El Dia de Los Muertos

dia de los muertos_2

“Bury me, when I die, beneath a wine barrel, in a tavern. With luck, the cask will leak.” /Meriya Sen’an/

drawing by clinock.

Halloween is over but there’s another date on the calendar that has connections with the dead: El Dia de los Muertos.


Now celebrated in countries around the world, Dia de los Muertos, or “Day of the Dead,” is a two-day holiday which originated in Mexico to remember deceased loved ones. It’s a Mexican national holiday and the country’s largest celebration of the year, but Dia de los Muertos extends well beyond to Guatemala, Brazil, Spain and Mexican-American communities in the United States and Canada.

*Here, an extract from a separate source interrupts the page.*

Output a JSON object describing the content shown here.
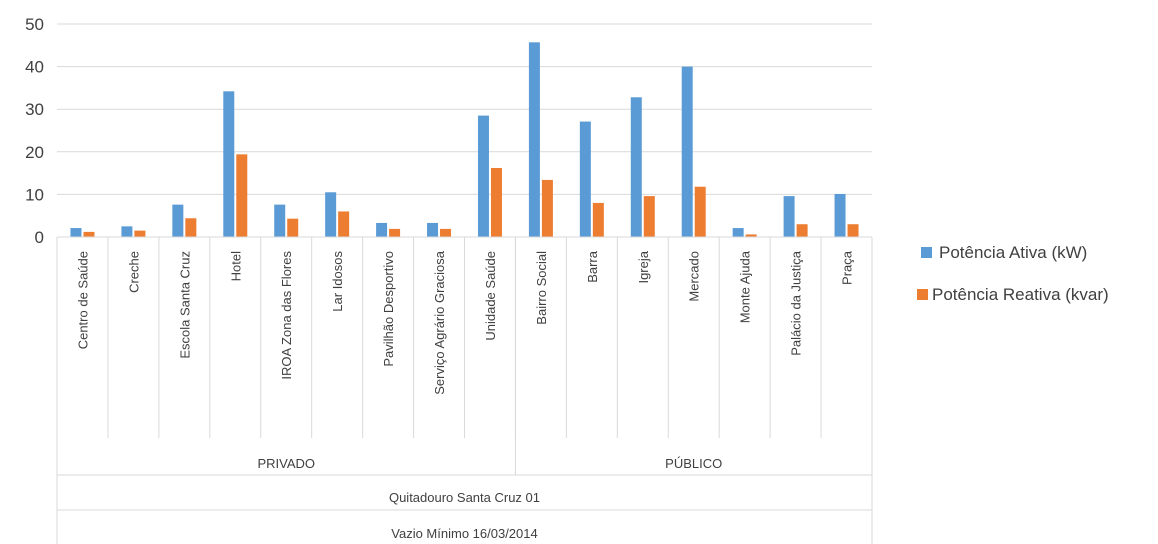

The observance is Nov. 1 and 2, coinciding with the Catholic All Saints’ Day and All Souls’ Day.


Dia de los Muertos can be traced back to the Aztecs who celebrated with a festival for the goddess of the underworld, Mictecacihuatl. The indigenous cultures of Mexico still honor the Lady of the Dead, the modern La Catrina.

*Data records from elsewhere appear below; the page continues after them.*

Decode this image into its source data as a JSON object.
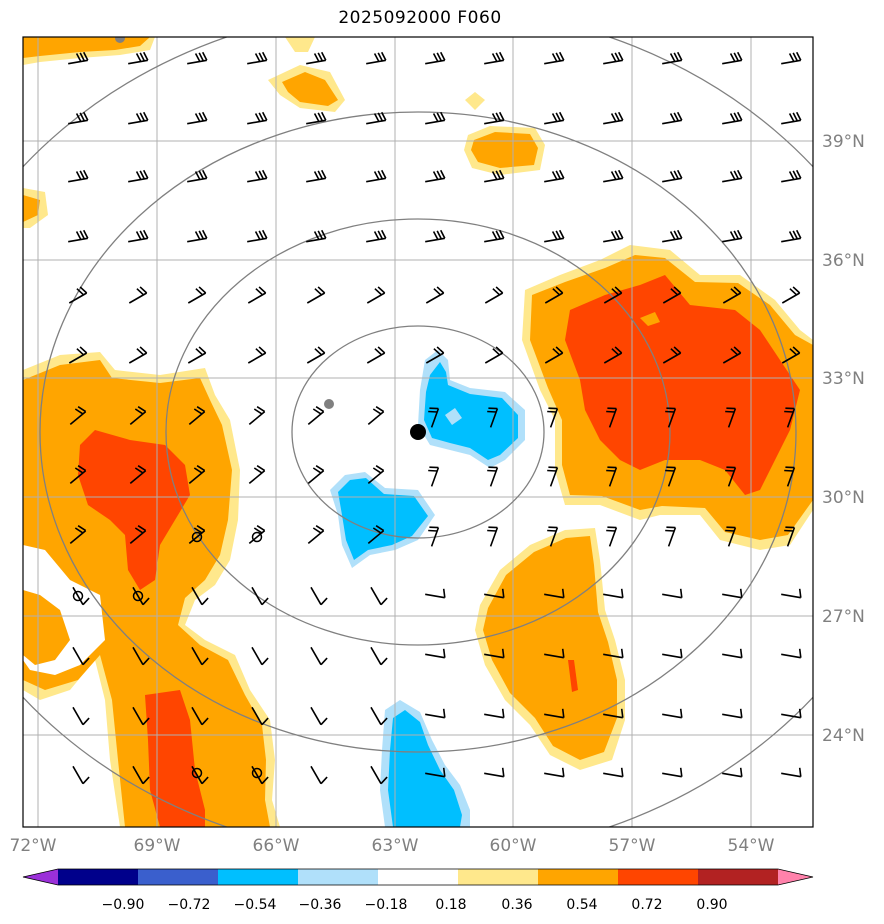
{
  "title": "2025092000 F060",
  "lon_labels": [
    "72°W",
    "69°W",
    "66°W",
    "63°W",
    "60°W",
    "57°W",
    "54°W"
  ],
  "lat_labels": [
    "39°N",
    "36°N",
    "33°N",
    "30°N",
    "27°N",
    "24°N"
  ],
  "colorbar": {
    "ticks": [
      "−0.90",
      "−0.72",
      "−0.54",
      "−0.36",
      "−0.18",
      "0.18",
      "0.36",
      "0.54",
      "0.72",
      "0.90"
    ],
    "colors": [
      "#9b30d9",
      "#00008b",
      "#3a5fcd",
      "#00bfff",
      "#b0e0fa",
      "#ffffff",
      "#ffe88c",
      "#ffa500",
      "#ff4500",
      "#b22222",
      "#ff82ab"
    ]
  },
  "fill_colors": {
    "light_yellow": "#ffe88c",
    "orange": "#ffa500",
    "red_orange": "#ff4500",
    "light_blue": "#b0e0fa",
    "blue": "#00bfff"
  },
  "markers": {
    "storm_center": "black-dot",
    "gray_dot": "gray-dot"
  }
}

During this holiday, families gather to celebrate those who have died as well as build alters in their homes, schools or other public places to pay homage to the deceased.

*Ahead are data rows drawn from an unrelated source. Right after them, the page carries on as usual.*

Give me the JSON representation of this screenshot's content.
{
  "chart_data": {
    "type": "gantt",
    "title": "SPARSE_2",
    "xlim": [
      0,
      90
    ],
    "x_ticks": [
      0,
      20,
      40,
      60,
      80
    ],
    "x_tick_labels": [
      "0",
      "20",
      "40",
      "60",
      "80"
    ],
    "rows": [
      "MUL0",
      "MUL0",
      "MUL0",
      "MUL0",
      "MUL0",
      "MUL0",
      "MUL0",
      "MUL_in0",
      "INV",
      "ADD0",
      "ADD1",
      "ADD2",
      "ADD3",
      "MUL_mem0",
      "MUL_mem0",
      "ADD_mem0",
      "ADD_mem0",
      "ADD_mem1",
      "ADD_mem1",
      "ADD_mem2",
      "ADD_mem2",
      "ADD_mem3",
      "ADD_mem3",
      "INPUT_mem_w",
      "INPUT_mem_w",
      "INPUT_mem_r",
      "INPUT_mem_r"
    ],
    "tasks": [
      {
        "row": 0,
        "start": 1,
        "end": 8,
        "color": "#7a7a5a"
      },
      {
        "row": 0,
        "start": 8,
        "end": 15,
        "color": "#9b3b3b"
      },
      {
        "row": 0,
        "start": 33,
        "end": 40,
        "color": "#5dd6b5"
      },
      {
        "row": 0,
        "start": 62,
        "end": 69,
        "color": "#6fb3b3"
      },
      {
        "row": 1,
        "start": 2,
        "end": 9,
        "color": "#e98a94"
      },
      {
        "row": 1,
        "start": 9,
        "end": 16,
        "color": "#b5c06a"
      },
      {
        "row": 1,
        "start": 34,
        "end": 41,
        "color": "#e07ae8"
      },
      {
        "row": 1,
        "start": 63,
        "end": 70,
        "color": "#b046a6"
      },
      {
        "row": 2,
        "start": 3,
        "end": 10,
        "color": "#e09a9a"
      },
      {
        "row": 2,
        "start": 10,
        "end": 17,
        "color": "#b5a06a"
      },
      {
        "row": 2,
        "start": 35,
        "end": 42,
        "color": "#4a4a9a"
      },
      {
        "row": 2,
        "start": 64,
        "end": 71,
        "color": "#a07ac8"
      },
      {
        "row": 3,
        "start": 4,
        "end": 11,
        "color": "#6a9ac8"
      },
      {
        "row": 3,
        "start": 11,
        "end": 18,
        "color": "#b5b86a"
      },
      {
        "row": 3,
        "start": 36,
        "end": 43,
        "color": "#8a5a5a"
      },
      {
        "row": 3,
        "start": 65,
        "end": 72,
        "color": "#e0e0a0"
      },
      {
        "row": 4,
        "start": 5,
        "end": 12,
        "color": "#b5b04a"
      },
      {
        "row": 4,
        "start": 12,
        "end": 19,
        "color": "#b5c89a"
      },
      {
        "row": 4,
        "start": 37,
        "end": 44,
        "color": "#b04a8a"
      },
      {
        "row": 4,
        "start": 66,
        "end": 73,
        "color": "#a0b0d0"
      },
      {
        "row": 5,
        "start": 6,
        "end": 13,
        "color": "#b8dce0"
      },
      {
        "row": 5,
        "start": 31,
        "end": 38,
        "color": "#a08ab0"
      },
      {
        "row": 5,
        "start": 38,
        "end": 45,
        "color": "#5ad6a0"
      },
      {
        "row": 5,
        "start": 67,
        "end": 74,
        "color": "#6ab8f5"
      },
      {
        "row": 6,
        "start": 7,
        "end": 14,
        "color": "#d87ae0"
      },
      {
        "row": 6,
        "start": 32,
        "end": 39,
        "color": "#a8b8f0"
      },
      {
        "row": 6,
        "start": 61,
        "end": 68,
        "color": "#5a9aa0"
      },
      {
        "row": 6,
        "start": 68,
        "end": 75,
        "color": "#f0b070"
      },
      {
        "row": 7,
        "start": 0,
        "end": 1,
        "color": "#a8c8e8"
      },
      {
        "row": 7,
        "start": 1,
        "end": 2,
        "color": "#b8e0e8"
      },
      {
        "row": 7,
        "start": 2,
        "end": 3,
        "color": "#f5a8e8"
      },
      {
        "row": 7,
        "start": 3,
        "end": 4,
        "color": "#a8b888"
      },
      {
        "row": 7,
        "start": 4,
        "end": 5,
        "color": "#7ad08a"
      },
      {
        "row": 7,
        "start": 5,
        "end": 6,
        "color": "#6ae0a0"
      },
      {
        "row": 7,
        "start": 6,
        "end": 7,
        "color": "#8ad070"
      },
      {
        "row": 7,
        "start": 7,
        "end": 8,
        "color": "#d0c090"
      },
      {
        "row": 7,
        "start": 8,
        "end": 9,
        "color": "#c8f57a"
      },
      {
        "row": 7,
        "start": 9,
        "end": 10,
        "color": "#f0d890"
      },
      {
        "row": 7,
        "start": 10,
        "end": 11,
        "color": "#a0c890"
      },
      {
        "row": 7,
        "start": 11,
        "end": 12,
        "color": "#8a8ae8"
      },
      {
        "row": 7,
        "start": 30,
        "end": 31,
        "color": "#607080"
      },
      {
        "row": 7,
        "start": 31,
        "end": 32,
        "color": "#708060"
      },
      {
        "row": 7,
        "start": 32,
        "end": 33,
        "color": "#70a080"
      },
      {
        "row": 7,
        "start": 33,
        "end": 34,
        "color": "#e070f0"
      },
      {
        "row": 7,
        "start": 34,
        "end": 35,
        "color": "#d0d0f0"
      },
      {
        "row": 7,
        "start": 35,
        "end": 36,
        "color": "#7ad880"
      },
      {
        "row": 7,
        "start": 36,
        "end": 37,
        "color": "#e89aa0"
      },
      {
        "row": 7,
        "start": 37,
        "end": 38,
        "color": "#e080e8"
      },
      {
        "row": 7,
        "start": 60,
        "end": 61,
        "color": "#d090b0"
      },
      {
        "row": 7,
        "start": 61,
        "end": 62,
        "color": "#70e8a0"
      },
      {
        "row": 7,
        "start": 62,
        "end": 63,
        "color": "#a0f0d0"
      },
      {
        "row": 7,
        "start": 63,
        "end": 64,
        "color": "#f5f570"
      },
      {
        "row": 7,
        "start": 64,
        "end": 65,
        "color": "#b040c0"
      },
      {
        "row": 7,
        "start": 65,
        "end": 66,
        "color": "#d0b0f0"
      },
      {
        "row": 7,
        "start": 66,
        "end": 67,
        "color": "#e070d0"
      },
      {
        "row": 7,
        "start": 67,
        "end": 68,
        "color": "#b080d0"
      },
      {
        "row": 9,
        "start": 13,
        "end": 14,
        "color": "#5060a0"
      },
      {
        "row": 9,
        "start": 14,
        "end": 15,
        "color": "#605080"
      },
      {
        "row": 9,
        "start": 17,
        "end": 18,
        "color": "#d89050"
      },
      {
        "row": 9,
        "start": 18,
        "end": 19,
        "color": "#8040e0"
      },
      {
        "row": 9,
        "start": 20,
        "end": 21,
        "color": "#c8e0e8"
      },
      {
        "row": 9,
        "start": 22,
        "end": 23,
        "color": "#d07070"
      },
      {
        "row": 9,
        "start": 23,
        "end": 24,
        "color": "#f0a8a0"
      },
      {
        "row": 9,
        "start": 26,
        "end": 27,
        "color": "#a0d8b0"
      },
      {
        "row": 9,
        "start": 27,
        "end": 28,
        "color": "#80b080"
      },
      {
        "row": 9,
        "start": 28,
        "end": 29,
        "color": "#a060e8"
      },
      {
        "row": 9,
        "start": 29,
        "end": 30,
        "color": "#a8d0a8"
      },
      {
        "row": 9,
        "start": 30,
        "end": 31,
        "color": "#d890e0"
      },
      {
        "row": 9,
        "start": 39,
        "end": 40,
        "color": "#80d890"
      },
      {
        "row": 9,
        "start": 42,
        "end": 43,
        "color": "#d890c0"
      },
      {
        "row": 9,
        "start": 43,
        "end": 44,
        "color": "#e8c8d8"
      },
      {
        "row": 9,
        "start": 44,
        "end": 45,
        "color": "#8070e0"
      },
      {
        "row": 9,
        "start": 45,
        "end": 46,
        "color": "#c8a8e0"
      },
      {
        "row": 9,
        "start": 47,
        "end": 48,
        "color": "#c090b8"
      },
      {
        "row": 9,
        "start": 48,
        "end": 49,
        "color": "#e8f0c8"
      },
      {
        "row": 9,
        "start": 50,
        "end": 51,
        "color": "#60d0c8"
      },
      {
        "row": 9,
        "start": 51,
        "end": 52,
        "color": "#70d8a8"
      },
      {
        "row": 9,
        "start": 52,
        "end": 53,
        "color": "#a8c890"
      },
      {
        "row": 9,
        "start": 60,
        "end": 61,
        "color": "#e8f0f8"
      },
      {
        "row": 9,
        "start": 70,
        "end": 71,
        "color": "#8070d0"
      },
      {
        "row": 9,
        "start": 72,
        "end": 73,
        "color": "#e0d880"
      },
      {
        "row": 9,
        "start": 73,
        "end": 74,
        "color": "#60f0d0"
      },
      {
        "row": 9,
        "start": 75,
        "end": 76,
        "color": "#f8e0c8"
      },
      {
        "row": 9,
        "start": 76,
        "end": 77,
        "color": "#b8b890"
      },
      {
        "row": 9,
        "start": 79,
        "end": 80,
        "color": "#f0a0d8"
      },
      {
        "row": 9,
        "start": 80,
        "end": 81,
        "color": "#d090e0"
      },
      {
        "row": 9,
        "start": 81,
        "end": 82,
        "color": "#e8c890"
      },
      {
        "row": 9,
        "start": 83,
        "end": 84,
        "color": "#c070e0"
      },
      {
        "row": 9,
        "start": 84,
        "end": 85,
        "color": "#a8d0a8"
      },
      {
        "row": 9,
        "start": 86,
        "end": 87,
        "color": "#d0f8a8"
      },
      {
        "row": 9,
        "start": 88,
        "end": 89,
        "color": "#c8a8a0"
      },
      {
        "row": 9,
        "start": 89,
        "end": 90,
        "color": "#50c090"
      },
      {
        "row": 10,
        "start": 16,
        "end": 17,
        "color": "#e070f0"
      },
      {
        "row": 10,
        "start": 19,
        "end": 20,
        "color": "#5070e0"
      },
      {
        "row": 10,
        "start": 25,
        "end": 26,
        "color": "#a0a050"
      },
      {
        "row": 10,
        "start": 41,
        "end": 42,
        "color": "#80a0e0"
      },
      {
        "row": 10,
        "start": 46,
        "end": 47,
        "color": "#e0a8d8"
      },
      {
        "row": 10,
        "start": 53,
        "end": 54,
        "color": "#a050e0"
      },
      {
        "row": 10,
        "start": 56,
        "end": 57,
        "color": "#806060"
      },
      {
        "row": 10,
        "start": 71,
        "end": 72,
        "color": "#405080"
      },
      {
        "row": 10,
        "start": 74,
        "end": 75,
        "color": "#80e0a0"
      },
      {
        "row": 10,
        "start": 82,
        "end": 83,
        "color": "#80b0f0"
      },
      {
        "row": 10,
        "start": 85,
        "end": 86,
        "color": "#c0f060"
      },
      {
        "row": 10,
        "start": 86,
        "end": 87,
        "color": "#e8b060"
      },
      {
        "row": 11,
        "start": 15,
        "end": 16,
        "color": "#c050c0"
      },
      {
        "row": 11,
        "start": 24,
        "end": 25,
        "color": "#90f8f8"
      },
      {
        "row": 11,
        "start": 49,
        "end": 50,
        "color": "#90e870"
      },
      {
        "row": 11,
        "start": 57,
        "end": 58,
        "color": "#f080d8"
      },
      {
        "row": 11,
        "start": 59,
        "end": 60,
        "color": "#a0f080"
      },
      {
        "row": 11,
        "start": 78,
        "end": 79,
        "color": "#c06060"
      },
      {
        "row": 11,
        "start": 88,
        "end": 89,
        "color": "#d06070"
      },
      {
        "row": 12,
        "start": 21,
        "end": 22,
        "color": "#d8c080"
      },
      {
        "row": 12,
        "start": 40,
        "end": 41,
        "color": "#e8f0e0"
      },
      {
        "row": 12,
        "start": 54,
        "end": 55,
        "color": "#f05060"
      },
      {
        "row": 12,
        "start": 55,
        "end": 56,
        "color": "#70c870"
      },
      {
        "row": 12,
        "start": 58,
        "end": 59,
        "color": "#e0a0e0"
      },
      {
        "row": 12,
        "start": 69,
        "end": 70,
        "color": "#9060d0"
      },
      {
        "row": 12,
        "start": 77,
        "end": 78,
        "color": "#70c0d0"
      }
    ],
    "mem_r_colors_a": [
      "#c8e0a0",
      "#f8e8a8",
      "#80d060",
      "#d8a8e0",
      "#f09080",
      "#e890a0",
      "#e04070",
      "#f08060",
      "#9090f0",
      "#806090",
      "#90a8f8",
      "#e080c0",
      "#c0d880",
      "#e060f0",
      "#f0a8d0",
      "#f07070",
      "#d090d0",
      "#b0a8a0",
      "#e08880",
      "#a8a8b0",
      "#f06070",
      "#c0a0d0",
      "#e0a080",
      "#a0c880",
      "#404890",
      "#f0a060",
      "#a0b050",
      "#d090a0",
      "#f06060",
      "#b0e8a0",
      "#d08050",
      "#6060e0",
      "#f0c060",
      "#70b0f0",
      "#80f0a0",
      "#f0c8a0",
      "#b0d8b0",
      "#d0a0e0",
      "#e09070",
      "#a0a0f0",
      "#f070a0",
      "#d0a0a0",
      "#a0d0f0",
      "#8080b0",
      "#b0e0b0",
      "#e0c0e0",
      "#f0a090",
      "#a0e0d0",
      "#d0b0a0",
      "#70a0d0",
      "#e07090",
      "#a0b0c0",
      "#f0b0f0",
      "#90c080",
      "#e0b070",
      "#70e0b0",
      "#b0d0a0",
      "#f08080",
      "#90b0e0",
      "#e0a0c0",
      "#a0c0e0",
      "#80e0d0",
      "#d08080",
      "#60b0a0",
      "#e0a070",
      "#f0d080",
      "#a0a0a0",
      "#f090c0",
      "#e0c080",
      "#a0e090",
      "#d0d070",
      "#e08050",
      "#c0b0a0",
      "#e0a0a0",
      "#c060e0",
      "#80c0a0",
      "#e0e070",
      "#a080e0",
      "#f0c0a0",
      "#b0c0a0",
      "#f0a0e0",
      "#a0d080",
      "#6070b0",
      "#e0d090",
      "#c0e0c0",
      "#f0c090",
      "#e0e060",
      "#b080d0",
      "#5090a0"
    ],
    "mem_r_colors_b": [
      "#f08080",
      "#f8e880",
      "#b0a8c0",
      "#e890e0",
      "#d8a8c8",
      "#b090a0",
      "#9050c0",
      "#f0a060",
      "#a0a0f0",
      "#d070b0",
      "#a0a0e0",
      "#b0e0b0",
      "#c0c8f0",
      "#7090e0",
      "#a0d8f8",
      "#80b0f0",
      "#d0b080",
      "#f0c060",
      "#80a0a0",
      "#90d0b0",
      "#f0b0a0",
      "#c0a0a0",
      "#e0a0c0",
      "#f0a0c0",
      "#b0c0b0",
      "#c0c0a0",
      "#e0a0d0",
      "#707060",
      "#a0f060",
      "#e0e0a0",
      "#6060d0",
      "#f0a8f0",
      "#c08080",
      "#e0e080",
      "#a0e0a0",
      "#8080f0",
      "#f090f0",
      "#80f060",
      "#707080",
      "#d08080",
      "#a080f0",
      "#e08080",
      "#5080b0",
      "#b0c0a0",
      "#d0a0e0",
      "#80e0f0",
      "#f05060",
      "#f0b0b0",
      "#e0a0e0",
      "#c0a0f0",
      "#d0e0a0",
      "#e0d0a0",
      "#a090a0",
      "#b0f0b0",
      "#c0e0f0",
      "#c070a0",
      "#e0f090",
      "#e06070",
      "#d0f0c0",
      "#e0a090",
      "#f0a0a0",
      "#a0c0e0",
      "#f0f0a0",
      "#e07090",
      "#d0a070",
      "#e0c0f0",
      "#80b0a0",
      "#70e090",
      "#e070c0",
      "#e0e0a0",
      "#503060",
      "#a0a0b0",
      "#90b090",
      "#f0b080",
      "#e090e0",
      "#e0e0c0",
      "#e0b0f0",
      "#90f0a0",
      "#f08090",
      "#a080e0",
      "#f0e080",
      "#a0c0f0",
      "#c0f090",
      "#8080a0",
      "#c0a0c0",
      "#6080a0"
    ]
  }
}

Many honor the dead with gifts of sugar skulls, chocolate, marigolds (the Mexican flower of death), sweetbreads and trinkets.

dia-de-los-muertos candy

Families also typically visit graves to deliver ofrendas, or “offerings,” and hold vigils with candles and photos.



What is death? It is the glass of life broken into a 
thousand pieces, where the soul disperses like
perfume from a flask, into the silence of the eternal

Unknown Author

Credit and thanks to:

http://www.ibtimes.co.uk/ Wikipedia /

11 thoughts on “El Dia de Los Muertos

  1. My wife made a Day of the Dead alter (small shrine) in our front room. It’s a good way to remember family and friends who are no longer with us and to reflect upon ones roots.


  2. Perfect drawing for this rather morbid celebration, John. We also have similar “celebrations” here to honor the dead – remembrance days, but coming to grips with the phenomenon [!] of death is always hard…
    Have a great weekend, my friend.


    1. the thing about the Mexican celebration is that it is not manifested in morbidity or sadness – it really is a ‘celebration’ of life in the face of death where Death is seen as a surreal figure dancing amongst us – quite different than how the end of life is seen in north American or Anglo Saxon culture. The Greek culture is ancient as is the Aztec and I wonder how much of that historical influence still exists in your ‘remembrance days’? Thank you for your thoughts my friend…


      1. There are so many different traditions, in Greece, they can vary from one village to another. There are some villages that keep ancient Greek traditions alive, but in most places they have adjusted and are more Christian. I think that one way or another they all are a celebration of life, one way or another.